Real-time continuous glucose monitoring in preterm infants (REACT): an international, open-label, randomized controlled trial
Hyperglycaemia, hypoglycemia, and glycaemic instability are commonly associated with an increased risk of mortality and morbidity in preterm infants. The current interventions cause more difficulties instead of improving outcomes due to infrequent, intermittent blood glucose measurement. It suggests that improving early glucose control could be an important modifiable risk factor in preterm infants. The author Kathryn Beardsall and colleague (2021) conducted a study titled “Real-time continuous glucose monitoring in preterm infants (REACT): an international, open-label, randomized controlled trial” published in The Lancet Child & Adolescent Health journal. The summary of the findings is below:
Objective:
To investigate the use of real-time CGM to provide guidelines for the clinical management of glycaemic control and the use of insulin in preterm infants.
Method:
This international, open-label, randomized controlled trial was conducted in 13 neonatal intensive care units in Spain, UK, and the Netherlands. The study included infants if they were within 24 h of birth, had a gestational age up to 33 weeks + 6 days, had a birth weight of less than or equal to 1200g and had written informed consent from parents. Using a central web randomization system, infants were stratified by recruiting centre and gestational age (<26 or ≥26 weeks). They were randomly assigned in 1:1 to real-time CGM or standard care (with masked CGM). The proportion of time sensor glucose concentration of 2.6–10 mmol/L for the first week of life was the primary efficacy outcome. Safety outcomes were related to hypoglycemia in the first 7 days of life. All outcomes were evaluated to treat in the full analysis set with available data.
Findings:
The study concludes that intervention with real-time CGM can improve glucose control in preterm infants.
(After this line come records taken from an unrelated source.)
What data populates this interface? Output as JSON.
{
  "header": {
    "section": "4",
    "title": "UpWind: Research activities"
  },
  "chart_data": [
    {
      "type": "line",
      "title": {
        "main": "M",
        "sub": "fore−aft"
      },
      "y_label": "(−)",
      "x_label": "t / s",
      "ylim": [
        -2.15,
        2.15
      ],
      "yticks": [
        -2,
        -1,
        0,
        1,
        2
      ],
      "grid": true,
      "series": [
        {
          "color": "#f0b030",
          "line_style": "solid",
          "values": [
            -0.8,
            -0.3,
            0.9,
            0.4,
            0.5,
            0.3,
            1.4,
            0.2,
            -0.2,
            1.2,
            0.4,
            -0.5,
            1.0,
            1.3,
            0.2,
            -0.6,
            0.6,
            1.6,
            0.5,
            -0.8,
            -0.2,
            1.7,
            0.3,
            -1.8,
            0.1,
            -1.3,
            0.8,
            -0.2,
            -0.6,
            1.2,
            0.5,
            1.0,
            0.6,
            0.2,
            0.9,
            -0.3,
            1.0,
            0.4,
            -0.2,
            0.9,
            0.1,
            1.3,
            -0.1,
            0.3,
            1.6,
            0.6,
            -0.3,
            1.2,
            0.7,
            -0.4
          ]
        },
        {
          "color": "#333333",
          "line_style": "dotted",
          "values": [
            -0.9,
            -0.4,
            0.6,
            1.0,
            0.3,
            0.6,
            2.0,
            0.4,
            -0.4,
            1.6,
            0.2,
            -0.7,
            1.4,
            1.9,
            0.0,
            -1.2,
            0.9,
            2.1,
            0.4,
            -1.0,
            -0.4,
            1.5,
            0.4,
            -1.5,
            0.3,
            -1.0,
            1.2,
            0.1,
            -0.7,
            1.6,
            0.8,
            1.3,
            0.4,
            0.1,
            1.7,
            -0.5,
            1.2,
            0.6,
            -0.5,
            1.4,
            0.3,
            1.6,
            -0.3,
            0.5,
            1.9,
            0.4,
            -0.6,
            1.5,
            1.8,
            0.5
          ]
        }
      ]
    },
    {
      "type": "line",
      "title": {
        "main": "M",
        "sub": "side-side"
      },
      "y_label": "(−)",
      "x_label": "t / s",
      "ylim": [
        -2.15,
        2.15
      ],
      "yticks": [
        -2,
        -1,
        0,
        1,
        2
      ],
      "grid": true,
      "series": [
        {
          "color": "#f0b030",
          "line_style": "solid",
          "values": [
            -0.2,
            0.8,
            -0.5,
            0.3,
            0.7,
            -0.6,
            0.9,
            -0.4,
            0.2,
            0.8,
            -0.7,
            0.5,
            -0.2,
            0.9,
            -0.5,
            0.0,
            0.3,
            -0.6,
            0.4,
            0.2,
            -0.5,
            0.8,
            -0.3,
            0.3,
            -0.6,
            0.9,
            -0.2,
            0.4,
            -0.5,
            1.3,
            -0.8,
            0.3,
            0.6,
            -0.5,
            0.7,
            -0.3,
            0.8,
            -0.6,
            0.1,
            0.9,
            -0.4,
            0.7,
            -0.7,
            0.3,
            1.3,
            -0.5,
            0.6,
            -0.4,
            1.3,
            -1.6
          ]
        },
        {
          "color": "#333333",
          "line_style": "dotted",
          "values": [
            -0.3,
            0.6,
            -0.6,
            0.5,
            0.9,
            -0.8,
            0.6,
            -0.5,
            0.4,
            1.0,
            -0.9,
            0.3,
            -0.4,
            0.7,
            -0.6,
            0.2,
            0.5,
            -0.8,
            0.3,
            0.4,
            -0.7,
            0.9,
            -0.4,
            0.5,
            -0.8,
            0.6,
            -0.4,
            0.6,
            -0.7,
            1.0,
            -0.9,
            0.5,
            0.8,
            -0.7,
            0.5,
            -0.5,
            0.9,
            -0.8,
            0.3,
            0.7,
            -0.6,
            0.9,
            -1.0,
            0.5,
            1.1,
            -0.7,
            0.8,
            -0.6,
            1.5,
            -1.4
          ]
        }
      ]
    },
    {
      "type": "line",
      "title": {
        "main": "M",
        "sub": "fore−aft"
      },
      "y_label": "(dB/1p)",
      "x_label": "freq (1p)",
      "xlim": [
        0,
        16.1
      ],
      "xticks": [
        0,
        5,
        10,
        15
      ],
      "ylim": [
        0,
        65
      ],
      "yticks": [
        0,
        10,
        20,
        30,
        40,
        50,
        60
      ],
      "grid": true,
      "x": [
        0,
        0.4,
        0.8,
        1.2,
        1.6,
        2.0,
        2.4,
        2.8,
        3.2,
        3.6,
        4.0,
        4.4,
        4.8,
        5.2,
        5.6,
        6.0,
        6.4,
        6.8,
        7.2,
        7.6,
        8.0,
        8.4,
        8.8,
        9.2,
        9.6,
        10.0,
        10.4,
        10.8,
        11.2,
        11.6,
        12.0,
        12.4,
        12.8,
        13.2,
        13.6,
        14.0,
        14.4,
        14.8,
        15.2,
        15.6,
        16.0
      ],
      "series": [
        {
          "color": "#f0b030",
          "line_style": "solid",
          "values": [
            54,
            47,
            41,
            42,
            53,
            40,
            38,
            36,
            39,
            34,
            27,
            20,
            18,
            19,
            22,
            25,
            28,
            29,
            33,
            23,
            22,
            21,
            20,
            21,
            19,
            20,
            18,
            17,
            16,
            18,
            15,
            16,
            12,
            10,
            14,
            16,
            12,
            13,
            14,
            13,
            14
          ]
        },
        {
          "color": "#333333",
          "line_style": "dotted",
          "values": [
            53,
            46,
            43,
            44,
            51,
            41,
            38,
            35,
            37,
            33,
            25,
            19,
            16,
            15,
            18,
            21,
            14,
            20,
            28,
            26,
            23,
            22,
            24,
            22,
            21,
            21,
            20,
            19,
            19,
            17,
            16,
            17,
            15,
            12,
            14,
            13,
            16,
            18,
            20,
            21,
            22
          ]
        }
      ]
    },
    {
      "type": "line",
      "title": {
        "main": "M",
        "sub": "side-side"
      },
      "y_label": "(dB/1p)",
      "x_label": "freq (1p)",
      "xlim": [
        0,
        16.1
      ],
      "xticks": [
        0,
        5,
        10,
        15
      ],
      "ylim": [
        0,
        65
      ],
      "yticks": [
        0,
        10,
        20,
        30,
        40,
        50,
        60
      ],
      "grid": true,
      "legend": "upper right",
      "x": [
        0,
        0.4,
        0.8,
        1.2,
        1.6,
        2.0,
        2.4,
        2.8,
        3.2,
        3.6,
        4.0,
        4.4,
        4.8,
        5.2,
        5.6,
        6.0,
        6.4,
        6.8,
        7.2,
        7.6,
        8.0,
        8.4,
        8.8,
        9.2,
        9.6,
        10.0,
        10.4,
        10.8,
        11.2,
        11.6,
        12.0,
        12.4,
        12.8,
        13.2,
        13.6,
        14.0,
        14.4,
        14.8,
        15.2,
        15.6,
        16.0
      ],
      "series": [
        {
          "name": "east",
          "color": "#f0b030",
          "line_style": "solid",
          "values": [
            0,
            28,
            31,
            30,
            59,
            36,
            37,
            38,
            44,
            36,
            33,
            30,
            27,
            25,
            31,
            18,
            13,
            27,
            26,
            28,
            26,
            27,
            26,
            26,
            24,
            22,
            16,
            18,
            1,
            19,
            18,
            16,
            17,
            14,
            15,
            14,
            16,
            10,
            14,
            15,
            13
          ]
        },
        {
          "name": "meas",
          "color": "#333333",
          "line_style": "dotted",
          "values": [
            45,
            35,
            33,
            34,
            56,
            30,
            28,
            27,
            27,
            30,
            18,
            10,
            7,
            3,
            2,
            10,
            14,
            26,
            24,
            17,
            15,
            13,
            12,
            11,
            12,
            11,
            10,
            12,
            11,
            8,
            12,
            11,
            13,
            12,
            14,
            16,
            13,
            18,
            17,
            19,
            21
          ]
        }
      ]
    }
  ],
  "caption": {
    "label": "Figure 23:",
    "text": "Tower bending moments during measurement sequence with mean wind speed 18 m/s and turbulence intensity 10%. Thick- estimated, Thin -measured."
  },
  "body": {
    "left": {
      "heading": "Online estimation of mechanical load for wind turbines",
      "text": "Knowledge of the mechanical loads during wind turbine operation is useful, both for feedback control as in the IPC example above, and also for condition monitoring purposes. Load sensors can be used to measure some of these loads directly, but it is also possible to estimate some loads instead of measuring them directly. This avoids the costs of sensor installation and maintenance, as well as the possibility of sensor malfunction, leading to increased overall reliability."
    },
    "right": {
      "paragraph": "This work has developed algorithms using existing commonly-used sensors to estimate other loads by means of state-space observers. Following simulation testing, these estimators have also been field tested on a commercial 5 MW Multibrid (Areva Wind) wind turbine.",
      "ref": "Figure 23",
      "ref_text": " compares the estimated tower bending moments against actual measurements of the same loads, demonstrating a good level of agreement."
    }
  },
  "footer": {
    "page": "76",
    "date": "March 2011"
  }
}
There was reduced exposure to elongated or severe hyperglycemia and hypoglycemia, a lesser number of infant deaths, less insulin resistance, and a lower rate of necrotizing enterocolitis in the real-time CGM intervention group. Without the risk of hypoglycemia, hyperglycemia can be prevented with variable insulin sensitivity, high energy, and nutritional requirement in preterm infants. Additionally, insulin treatment has been related to lower mortality in infants with hyperglycemia. The CGM data revealed that numerically more babies in the standard care group experienced one or more episodes of hypoglycemia for more than 1 h compared with those in the intervention group.
Real-time CGM was found to be safe for use in these preterm infants.
Limitation:
Several limitations acknowledged by the author include bias potential recruitment resulting from a short recruitment window, loss of data due to technical difficulties with sensor insertion, repeated calibrations and sensor shutting off, and potentially unnecessary sensor replacement. Additionally, the pointing accuracy of CGM is controversial. Lastly, the study was not powered to investigate the clinical effect of the difference in hyperglycemia.